Merespons itu, Peneliti Imparsial Al Araf menilai terdapat pasal-pasal yang harus dipangau dan dikritisi, khususnya terkait dengan perluasaan di jabatan sipil dan perluasan tugas operasi militer selain perang.
“Perluasan di jabatan sipil yang menambah di kantor kejaksaan agung dan KKP masih jadi tanda tanya,” terang Al Araf kepada Media Indonesia, Rabu (12/3).
Untuk di kejaksaan Agung (Kejagung), kata Al Araf, perluasan TNI di lembaga hukum tersebut tidak tepat. Pasalnya, Al Araf menilai TNI berfungsi sebagi alat pertahanan negara sementara Kejagung berfungsi sebagai penegak hukum.
Sehingga, kata Al Araf, tidak tepat jika TNI bisa menduduki di jabatan Kejagung. Meskipun saat ini ada Jaksa Agung Muda Bidang Tindak Pidana Militer (Jampidmil) di Kejagung, Al Araf menuturkan sebaiknya perwira TNI aktif yang akan masuk di Kejagung mengundurkan diri terlebih dahulu.

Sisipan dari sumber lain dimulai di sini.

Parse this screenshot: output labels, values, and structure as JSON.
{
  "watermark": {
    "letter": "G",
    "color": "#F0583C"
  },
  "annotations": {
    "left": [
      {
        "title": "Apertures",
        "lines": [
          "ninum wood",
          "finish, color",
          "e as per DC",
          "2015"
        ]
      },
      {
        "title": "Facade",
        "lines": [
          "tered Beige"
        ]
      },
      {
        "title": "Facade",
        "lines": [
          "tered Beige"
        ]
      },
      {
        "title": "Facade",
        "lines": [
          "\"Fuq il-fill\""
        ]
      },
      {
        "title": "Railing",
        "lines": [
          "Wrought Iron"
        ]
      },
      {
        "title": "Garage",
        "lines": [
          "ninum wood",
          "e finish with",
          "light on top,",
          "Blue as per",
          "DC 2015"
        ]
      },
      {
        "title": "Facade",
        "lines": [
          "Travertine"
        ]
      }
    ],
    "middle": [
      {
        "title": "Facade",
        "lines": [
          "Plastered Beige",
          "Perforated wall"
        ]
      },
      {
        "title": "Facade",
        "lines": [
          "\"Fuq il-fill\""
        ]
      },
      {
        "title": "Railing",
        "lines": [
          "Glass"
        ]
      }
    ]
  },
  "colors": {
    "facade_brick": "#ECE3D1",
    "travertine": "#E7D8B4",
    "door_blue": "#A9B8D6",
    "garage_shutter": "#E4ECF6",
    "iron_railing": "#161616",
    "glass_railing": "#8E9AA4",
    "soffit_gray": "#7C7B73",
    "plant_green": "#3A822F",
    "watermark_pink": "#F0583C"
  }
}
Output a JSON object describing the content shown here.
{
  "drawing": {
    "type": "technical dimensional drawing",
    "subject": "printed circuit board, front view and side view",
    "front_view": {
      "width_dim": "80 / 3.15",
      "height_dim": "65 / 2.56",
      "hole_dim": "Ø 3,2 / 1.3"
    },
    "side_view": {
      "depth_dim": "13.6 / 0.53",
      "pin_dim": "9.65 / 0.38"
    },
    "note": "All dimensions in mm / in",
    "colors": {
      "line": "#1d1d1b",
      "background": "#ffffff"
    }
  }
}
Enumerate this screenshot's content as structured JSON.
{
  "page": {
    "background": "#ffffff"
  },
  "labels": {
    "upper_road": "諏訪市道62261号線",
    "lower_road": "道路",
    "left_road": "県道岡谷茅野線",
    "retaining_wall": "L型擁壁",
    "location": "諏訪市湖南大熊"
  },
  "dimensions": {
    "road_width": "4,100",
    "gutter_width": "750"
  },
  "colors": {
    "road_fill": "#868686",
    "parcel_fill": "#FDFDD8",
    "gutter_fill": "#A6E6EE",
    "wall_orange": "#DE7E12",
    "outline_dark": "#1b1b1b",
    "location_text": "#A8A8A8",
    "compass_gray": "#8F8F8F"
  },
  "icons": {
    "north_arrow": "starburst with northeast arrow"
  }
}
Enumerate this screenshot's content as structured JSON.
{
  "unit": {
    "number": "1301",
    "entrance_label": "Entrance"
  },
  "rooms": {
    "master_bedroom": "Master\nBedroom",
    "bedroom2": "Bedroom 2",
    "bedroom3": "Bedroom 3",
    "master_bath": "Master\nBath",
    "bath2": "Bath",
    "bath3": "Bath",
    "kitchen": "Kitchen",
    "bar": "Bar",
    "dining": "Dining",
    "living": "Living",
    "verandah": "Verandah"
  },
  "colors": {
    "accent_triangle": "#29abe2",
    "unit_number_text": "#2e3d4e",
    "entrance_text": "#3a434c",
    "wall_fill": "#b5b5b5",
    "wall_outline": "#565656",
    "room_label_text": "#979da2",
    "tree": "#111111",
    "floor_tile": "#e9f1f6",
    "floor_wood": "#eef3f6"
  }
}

“Begitu pula di Kementerian Kelautan dan Perikanan (KKP) sebaiknya mengundurkan diri juga , jadi lebih efektif kerjanya,” tegasnya.
Namun, Al Araf menyayangkan penambahan tugas operasi milter selain perang yang meluas seperti menangani narkoba karena terlalu berlebihan. Upaya penanganan narkoba semestinya tetap dalam koridor penegakan hukum.
TNI, lanjut Al Araf, adalah alat pertahanan negara sehingga tidak perlu terlibat di dalamnya. “Penanganan narkoba seharusnya lebih menekankan aspek persuasif dan penegakaan hukum bukan represif melalui operasi militer selain perang dengan pelibatan TNI di dalamnya. Karenanya ini berlebihan,” tandasnya. (Ykb/P-1)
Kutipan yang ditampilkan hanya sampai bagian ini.